Quando viu, já estavam jogando alguma coisa que envolvia bebida e ela era boa com bebidas. O que assustou a maioria das meninas da sua turma, uma chegou a comentar “eu nunca imaginei que ela bebesse desse jeito, ela parece tão… centrada”. O termo correto seria parecia tão centrada. Porque agora parecia mais uma doida cantando Matanza em um tom nada a ver com nada — o que a atormentaria depois, já que também era professora de música —, dando risada alto e passando a maior vergonha da sua vida. Depois de algum tempo, estava completamente bêbada.
— Quer saber o que eu acho da opinião da minha tia? Eu tô pouco me foden….
— CALA A BOCA, PELO AMOR DE NOSSA SENHORA! — dei um berro, o que aparentemente assustou-a.
Havia a necessidade de uma conversa séria naquele quarto.
— Beleza, amada, “temos um sócio no Clube dos Canalhas”. Na verdade, acho que é sócia, né? E eu sou a mulher enchendo sua paciência. Não quero desculpas, eu sei bem o que aconteceu. Tu tava mal para caralho, como você diz, aí foi lá, bebeu, bebeu, bebeu, já disse bebeu? Para de beber! Tu é uma mulher linda, autossuficiente, inteligente. ENTÃO PARA DE BEBER POR CAUSA DE ROMANCE QUE NÃO DEU CERTO, BELEZA?
Por algum motivo, acho que ela tinha acordado para a vida. Usei a tática dos gritos da mamãe, sempre dava certo.
— Mas foi divertido, né? Principalmente a parte que eu cantei em dó uma música que é em mi — Ela soltou me fazendo acabar dando risada.
A minha risada puxou a risada dela, o que acabamos fazendo até que ela sentiu dor na barriga.
— Nos divertimos — disse, tentando voltar à carranca, puxando minha blusa como sinal de que estava falando sério — Mas me promete que vai parar de beber por causa de um romance que não deu certo?
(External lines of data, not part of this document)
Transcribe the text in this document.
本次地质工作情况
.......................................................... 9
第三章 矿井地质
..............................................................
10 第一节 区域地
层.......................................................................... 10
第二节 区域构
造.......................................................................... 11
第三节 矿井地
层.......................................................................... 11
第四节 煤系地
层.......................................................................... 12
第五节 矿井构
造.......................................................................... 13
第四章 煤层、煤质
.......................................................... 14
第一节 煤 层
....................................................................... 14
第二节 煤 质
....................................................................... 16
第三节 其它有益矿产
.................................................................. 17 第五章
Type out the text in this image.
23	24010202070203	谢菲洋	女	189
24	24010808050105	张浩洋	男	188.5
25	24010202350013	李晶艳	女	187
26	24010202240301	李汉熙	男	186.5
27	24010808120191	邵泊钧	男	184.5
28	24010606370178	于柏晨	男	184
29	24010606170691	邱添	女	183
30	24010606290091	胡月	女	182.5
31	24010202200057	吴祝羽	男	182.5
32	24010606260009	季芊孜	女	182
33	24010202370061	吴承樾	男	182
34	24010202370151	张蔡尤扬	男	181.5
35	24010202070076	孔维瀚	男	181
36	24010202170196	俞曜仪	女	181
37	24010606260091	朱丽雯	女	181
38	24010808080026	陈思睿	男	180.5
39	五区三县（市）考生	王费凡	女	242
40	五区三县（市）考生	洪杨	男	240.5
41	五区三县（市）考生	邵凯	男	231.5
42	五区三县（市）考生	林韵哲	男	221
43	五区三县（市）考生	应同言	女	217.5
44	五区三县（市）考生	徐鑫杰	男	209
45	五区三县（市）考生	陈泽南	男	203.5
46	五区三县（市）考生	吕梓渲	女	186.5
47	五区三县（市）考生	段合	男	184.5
E faça-nos o favor de ir ouvir Doroty, porque meus ouvidos rockeiros precisam ser alimentados por músicas que você realmente goste.
— Prometo, mas “temos um sócio no Clube dos Canalhas, não admitimos que apontem nossas falhas” — voltou a cantarolar aquela música chata ‘pra caramba.
— Ah, só lembrando, o projeto de pesquisa é ‘pra segunda, bonitona. E você nem sequer começou!
— Minha nossa senhora da pedagogia, eu tô ferrada — voltou a olhar para o espelho, mas não havia mais nada.
O pensamento que rodava a cabeça era: será que foi um surto coletivo dela consigo mesma por causa do álcool ou aquilo foi real? Primeiro que nunca descobriria, segundo que tanto faz, só sabia que nunca mais beberia por causa de um coração partido. Mas que havia realmente se associado ao Clube dos Canalhas, isso havia, mas cantar isso que é bom ‘jamé, Deus o livre errar o tom de novo daquela música.